REVIEW: Colette [2020]

Rating: 9 out of 10.
  • Rating: NR | Runtime: 24 minutes
    Release Date: 2020 (USA)
    Studio: The Guardian
    Director(s): Anthony Giacchino
    Writer(s): Anthony Giacchino

I won’t ever be the same.


It’s been over seventy years since Colette Marin-Catherine‘s brother Jean-Pierre was arrested in France and deported to the German concentration camp where he would later die. You can’t blame her for never wanting to go to see the site considering the anguish she’s dealt with in the aftermath and knowing the ways in which such places of abject horror have become tourist attractions in the decades since. As a so-called “woman who doesn’t cry,” it was thus an impossibility to deal with the emotions such a trip would conjure amongst disconnected strangers. Only when a student writing a paper on Jean-Pierre comes calling does Colette reconsider the journey. Together they will walk where he walked and remember the sacrifice he made regardless of their inevitable tears.

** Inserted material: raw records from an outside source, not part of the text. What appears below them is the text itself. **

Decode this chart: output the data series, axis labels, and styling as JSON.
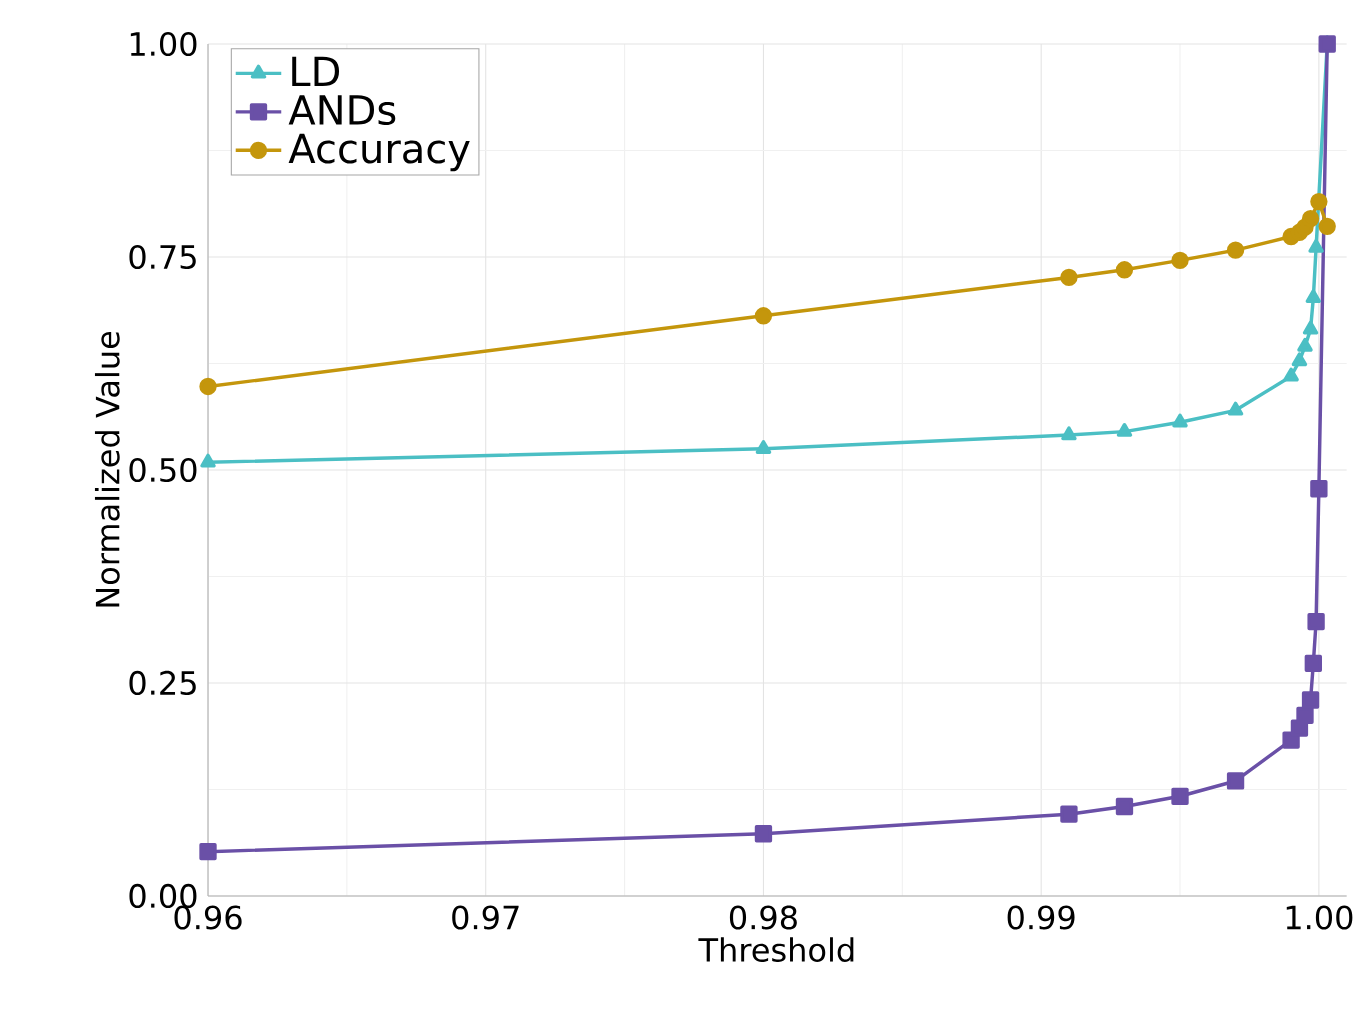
{
  "chart_data": {
    "type": "line",
    "xlabel": "Threshold",
    "ylabel": "Normalized Value",
    "x": [
      0.96,
      0.98,
      0.991,
      0.993,
      0.995,
      0.997,
      0.999,
      0.9993,
      0.9995,
      0.9997,
      0.9998,
      0.9999,
      1.0,
      1.0003
    ],
    "series": [
      {
        "name": "LD",
        "color": "#4bbfc4",
        "marker": "triangle",
        "values": [
          0.509,
          0.525,
          0.541,
          0.545,
          0.556,
          0.57,
          0.61,
          0.628,
          0.645,
          0.665,
          0.702,
          0.761,
          null,
          1.0
        ]
      },
      {
        "name": "ANDs",
        "color": "#6a50a7",
        "marker": "square",
        "values": [
          0.052,
          0.073,
          0.096,
          0.105,
          0.117,
          0.135,
          0.183,
          0.197,
          0.212,
          0.23,
          0.273,
          0.322,
          0.478,
          1.0
        ]
      },
      {
        "name": "Accuracy",
        "color": "#c4960c",
        "marker": "circle",
        "values": [
          0.598,
          0.681,
          0.726,
          0.735,
          0.746,
          0.758,
          0.774,
          0.779,
          0.785,
          0.795,
          null,
          null,
          0.815,
          0.786
        ]
      }
    ],
    "xlim": [
      0.96,
      1.001
    ],
    "ylim": [
      0,
      1
    ],
    "xticks": [
      {
        "value": 0.96,
        "label": "0.96"
      },
      {
        "value": 0.97,
        "label": "0.97"
      },
      {
        "value": 0.98,
        "label": "0.98"
      },
      {
        "value": 0.99,
        "label": "0.99"
      },
      {
        "value": 1.0,
        "label": "1.00"
      }
    ],
    "yticks": [
      {
        "value": 0,
        "label": "0.00"
      },
      {
        "value": 0.25,
        "label": "0.25"
      },
      {
        "value": 0.5,
        "label": "0.50"
      },
      {
        "value": 0.75,
        "label": "0.75"
      },
      {
        "value": 1,
        "label": "1.00"
      }
    ],
    "grid": true,
    "legend": "top left",
    "line_style": "solid"
  }
}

Director Anthony Giacchino‘s Colette documents the event with the care and grace that it deserves. Whether we’re inside Colette’s apartment the day Lucie Fouble meets her, in a German tavern to hear the city’s former mayor speak about his nation’s undying guilt, or following behind as these two women visit the tunnels and crematorium that served as Jean-Pierre’s final residence, everything seen and heard is from their perspective—uncensored and devoid of manipulation. That which occurs unfolds straight from the heart as Colette speaks about the loss her genius brother was when compared to her own youthful ignorance being relegated to writing down vehicle numbers for the French resistance or repays Lucie with a gift that can never be quantified. It’s a catharsis that carries a heavy price.

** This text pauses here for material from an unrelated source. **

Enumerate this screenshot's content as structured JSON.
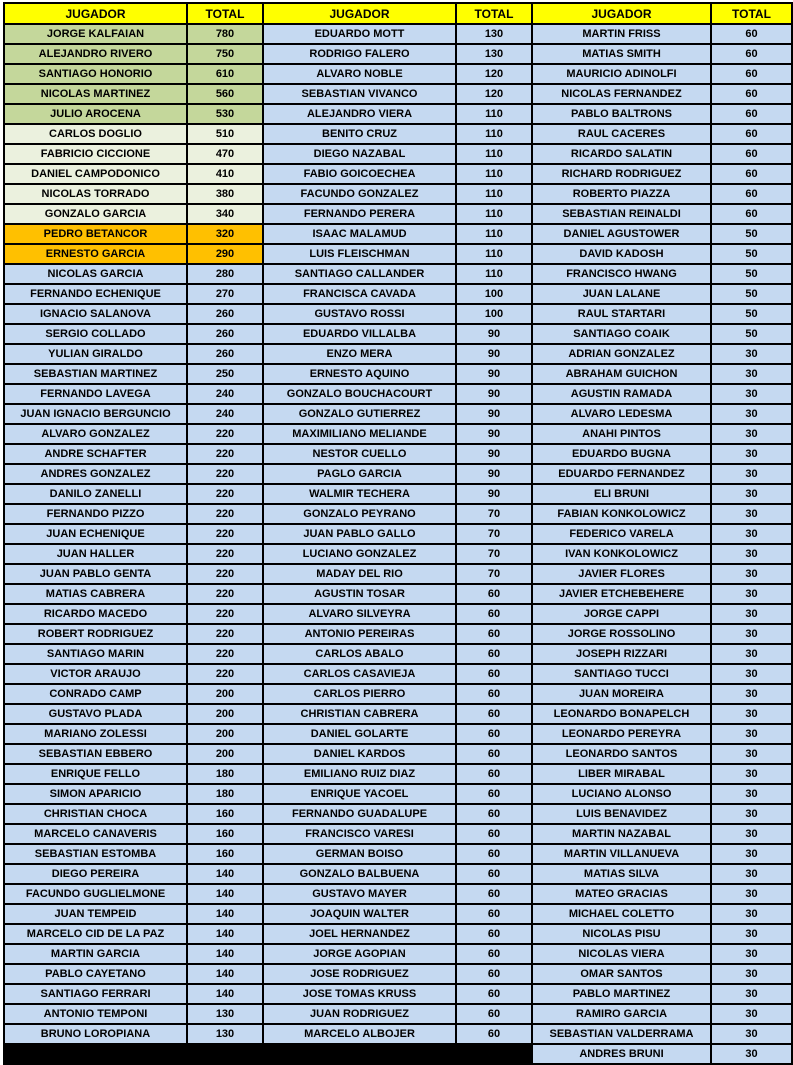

Beyond Colette’s experience reliving the past and seeing its setting first-hand, however, also comes an education in what went on. She’s a former resistance fighter after all—a hero considering only one percent of the population took up that mantle whether or not she accepts the term due to her age and duties at the time. And her companion is a historian who’s done the research to know exactly what her brother went through so that they can stand where he stood and absorb the weight of his truth. Watching them fall victim to that sorrow is enough to feel it ourselves to add our own tears with theirs. That they are able to put a face to this place’s suffering ensures that new generations will never forget.